A coalition of 200 faith groups that included World Relief and other refugee resettlement agencies called on the Trump administration this month to extend and re-designate TPS status for Syrian immigrants. 

"The situation in Syria remains one of the worst human rights crises of our time," the statement reads. "At least 511,000 people have lost their lives since the start of the war.

More than 1,100 children were killed in the conflict in 2018 alone. The Syrian government continues to use chemical weapons, relentless bombing, arbitrary arrest, and torture." 

Cunningham warns that the violence in Syria is "far from subsiding" and is actually escalating. He noted that most of the infrastructure is gone. 

A group of Syrian TPS holders met with members of Congress on July 17 to press the issue. 

Last Wednesday, over two dozen members of Congress signed a joint letter sent to Acting DHS Secretary Kevin McAleenan and Cuccinelli calling for an extension of TPS status for Syrians. The letter stated that an overwhelming number of the 7,000 Syrians granted TPS are "professionals, including doctors engineers and academics." 

"While we understand the terms and scope of their TPS, it would be an injustice to return them to a country that we advise against traveling to for our own citizens," the lawmakers argue.  

Cunningham told CP that many of the 7,000 granted TPS statuses came to the U.S. on student or professional visas.
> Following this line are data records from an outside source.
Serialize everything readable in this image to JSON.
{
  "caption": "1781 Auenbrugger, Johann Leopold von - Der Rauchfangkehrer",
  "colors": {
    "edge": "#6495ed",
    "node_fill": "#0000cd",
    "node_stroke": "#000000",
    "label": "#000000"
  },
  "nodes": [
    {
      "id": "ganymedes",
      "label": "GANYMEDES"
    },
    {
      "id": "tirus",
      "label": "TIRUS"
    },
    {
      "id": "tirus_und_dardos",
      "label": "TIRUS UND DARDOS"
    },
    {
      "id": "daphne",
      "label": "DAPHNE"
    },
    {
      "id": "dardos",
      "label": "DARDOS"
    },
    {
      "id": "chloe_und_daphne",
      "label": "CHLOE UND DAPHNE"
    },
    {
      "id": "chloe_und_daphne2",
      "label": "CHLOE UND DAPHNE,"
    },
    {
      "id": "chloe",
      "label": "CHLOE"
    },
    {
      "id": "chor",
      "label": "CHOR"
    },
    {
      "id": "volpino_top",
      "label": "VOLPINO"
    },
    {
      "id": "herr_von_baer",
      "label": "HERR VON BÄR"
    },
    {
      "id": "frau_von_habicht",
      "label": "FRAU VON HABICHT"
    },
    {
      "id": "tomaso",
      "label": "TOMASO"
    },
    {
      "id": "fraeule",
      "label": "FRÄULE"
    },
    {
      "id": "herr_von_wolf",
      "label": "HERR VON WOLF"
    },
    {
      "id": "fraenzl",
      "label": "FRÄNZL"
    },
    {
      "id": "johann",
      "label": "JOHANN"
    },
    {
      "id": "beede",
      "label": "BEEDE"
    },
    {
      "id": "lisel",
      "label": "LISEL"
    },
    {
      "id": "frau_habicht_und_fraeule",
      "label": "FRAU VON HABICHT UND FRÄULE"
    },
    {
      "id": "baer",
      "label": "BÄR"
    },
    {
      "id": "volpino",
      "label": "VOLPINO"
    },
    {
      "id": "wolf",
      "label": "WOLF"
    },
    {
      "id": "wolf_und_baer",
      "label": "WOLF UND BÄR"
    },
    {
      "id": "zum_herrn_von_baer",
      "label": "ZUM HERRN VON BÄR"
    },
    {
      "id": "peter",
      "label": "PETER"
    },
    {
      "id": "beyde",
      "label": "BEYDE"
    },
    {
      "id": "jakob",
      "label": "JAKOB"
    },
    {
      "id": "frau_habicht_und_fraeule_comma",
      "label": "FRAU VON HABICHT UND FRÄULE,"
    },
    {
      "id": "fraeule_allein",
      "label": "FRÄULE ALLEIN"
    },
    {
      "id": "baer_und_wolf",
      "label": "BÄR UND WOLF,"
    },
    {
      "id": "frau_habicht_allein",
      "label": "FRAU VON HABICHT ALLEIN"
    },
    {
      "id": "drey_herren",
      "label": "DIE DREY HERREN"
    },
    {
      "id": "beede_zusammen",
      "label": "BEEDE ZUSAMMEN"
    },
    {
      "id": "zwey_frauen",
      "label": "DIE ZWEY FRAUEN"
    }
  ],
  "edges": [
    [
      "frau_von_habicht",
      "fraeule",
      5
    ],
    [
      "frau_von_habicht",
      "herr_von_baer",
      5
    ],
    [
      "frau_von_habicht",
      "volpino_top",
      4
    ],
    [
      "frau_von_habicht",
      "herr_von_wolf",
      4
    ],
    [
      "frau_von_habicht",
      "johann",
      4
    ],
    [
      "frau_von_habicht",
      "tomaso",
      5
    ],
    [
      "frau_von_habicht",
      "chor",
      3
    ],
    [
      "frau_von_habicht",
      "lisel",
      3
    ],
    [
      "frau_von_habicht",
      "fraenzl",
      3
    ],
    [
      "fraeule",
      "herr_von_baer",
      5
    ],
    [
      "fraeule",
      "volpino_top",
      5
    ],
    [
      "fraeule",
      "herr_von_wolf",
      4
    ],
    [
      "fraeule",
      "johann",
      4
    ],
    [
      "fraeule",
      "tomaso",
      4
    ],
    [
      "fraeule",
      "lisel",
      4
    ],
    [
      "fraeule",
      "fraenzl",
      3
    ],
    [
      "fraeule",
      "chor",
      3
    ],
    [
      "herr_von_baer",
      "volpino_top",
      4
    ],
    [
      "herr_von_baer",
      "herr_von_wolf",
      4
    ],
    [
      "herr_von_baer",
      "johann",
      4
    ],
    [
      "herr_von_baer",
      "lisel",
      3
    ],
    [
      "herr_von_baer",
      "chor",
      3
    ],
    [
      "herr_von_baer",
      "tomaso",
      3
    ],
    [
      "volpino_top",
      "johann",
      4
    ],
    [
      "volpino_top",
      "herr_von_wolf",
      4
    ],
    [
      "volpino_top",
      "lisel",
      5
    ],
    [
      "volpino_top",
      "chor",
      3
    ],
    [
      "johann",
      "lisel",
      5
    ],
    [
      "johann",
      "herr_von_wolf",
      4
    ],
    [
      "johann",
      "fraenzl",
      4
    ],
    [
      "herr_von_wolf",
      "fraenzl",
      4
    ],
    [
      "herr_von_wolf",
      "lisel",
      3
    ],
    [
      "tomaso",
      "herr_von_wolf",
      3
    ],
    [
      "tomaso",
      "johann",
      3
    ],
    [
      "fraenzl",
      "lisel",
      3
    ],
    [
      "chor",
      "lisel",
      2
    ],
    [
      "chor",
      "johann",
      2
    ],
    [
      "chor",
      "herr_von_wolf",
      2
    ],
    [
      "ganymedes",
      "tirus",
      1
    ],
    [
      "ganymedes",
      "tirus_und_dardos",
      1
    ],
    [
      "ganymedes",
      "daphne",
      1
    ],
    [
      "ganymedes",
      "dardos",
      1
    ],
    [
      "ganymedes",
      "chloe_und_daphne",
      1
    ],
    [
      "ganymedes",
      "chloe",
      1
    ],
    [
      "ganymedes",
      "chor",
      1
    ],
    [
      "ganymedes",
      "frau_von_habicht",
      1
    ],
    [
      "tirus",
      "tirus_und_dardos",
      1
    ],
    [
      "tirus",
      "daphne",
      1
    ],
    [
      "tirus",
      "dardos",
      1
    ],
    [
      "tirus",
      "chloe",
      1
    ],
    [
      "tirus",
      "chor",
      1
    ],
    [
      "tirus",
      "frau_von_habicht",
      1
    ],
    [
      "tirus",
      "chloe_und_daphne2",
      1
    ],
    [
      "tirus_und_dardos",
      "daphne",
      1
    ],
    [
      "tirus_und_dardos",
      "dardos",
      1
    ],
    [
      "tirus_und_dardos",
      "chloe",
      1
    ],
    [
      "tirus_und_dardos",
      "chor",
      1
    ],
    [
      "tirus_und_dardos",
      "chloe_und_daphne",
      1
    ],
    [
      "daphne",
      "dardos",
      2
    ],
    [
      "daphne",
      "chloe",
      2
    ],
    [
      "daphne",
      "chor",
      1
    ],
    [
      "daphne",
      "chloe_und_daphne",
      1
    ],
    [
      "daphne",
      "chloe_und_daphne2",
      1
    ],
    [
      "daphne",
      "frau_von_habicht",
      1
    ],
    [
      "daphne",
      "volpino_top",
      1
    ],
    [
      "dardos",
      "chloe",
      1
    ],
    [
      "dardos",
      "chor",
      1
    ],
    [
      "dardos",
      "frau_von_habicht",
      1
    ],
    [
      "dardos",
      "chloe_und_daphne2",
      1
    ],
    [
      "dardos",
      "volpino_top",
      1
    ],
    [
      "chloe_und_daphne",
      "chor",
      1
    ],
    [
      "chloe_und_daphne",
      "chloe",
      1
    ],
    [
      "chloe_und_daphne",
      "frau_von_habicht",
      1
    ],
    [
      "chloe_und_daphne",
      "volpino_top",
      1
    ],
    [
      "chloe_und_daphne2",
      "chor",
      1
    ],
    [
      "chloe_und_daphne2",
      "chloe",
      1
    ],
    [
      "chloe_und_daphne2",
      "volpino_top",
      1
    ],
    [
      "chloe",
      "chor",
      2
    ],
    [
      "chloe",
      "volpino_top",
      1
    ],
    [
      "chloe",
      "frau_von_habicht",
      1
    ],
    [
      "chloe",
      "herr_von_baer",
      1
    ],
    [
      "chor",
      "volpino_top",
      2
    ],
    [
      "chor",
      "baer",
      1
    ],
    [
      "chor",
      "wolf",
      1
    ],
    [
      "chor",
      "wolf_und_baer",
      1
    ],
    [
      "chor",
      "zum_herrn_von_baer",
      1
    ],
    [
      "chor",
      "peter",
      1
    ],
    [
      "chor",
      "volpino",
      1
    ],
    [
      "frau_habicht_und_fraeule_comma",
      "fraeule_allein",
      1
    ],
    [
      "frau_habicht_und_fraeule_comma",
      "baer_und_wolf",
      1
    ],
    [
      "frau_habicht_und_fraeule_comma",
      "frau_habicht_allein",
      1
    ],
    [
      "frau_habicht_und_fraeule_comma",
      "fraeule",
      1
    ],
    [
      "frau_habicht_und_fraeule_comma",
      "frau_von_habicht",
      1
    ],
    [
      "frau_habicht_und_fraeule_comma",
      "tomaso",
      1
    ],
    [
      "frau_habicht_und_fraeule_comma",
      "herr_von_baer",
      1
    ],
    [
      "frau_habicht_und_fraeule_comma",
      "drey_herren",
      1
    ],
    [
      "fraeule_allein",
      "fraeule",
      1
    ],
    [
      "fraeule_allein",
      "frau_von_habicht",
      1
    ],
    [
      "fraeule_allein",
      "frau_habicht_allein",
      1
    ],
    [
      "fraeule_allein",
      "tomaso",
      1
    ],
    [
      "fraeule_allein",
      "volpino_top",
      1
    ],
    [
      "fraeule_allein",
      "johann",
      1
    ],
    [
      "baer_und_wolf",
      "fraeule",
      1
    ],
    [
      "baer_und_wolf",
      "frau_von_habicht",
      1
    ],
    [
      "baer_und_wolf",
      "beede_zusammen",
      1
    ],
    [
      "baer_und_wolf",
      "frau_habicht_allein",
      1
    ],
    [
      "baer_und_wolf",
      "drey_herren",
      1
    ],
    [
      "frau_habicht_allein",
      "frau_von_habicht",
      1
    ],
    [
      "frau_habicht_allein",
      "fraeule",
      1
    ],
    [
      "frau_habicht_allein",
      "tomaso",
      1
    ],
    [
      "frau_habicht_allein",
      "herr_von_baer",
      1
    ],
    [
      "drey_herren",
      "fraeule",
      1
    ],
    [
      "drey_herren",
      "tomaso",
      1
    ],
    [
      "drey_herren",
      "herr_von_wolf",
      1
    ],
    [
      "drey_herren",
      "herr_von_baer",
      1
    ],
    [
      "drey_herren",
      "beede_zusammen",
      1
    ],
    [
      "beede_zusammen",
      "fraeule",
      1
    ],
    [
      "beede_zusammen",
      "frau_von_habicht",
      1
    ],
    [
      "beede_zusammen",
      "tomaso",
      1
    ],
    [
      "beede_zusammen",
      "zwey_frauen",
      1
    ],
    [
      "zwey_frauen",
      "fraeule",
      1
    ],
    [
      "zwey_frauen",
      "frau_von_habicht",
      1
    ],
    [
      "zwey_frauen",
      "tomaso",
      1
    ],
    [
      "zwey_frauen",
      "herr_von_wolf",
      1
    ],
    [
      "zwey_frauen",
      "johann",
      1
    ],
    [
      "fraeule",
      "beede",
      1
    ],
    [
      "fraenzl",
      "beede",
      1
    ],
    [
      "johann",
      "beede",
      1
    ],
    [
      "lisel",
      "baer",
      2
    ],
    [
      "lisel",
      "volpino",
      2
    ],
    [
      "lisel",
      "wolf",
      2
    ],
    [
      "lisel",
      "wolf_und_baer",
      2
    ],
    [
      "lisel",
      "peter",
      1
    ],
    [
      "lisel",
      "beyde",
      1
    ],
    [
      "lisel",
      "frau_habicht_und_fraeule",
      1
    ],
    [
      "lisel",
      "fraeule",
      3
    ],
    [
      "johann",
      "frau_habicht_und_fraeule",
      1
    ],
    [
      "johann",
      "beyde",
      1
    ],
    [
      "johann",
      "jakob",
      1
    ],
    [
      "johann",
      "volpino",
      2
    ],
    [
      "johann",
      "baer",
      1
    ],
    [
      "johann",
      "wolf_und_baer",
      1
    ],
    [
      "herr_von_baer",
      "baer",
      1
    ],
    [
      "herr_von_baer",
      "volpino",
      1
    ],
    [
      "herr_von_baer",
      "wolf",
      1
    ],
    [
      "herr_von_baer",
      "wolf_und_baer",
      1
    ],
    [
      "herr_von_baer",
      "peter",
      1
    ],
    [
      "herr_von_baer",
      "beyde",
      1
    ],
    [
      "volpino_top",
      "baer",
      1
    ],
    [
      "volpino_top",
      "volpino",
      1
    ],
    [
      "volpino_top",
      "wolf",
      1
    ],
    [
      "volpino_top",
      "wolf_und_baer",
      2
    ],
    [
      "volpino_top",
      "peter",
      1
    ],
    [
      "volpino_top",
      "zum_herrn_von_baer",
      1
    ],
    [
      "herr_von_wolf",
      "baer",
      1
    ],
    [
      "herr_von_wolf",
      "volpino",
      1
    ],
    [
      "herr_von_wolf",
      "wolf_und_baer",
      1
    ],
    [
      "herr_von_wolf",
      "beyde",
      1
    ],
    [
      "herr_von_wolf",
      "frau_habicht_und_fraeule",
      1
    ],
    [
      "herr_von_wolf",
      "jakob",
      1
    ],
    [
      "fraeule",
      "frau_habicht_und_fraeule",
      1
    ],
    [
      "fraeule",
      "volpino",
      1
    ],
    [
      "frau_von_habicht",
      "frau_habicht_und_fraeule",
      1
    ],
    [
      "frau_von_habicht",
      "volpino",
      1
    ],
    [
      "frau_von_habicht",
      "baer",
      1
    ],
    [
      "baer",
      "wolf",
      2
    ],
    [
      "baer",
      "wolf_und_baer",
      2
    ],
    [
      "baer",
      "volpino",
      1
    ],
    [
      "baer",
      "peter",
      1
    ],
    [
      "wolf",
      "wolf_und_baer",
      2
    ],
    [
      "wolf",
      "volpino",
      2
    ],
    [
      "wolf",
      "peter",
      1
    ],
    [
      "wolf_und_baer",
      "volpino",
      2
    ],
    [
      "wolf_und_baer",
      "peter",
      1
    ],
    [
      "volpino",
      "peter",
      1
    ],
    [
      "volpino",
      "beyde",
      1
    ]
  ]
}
"Then the war broke out and they just kind of got stuck here," he said. "The vast majority have either a bachelor's degree or a post-grad degree. They are working here. Unlike the refugee program, the TPS program doesn't provide any benefits."

The concern of deportation for Syrians in the U.S. comes as the Trump administration has reduced the number of refugees being resettled to the U.S., and is planning to deport as many as 1,400 Iraqis, many of whom are Christian. 

About 800 of those Iraqis with final deportation orders have criminal records that range from minor offenses to more serious, according to The Guardian

In fiscal year 2019 (which ends on Sept. 30), the Trump administration has resettled just 31 Syrian Christians and 469 Syrians total. 

By comparison, 65 Syrian Christians and over 12,000 Syrians total were resettled to the U.S. during the last full fiscal year of the Obama administration (2016). 

As a whole, the Trump administration is on track to resettle about 28,000 refugees in the fiscal year 2018. By comparison, nearly 85,000 refugees were resettled to the U.S. during the last full fiscal year of the Obama administration. 

Refugee advocates have voiced concern after a recent Politico report suggested that the administration may shut down refugee admissions in fiscal year 2019. 

While decreasing the number of refugees resettled to the U.S. each year, the Trump administration has placed a priority on helping Christians and other persecuted minorities in the Middle East resettle in their homelands in the wake of the Islamic State's reign of terror in Iraq and Syria.

However, advocates argue that both — resettling refugees and assisting in the rebuilding of torn minority communities — can be done. Additionally, there are many refugees worldwide that face danger if they return home but also face danger in the country in which they fled. 

"A number of refugee-hosting countries also have religious freedom issues, meaning that depending on the faith or belief a refugee comes from, they may still be under threat in a country of forced asylum,” Elizabeth Cassidy, director of international law and policy for the U.S. Commission on International Religious Freedom, said at a recent briefing on Capitol Hill. “Four of the top 10 refugee-hosting countries are on USCIRF’s Tier 1 or Tier 2 lists [of religious freedom violators]. Those are Turkey, Pakistan, Sudan and Iran.”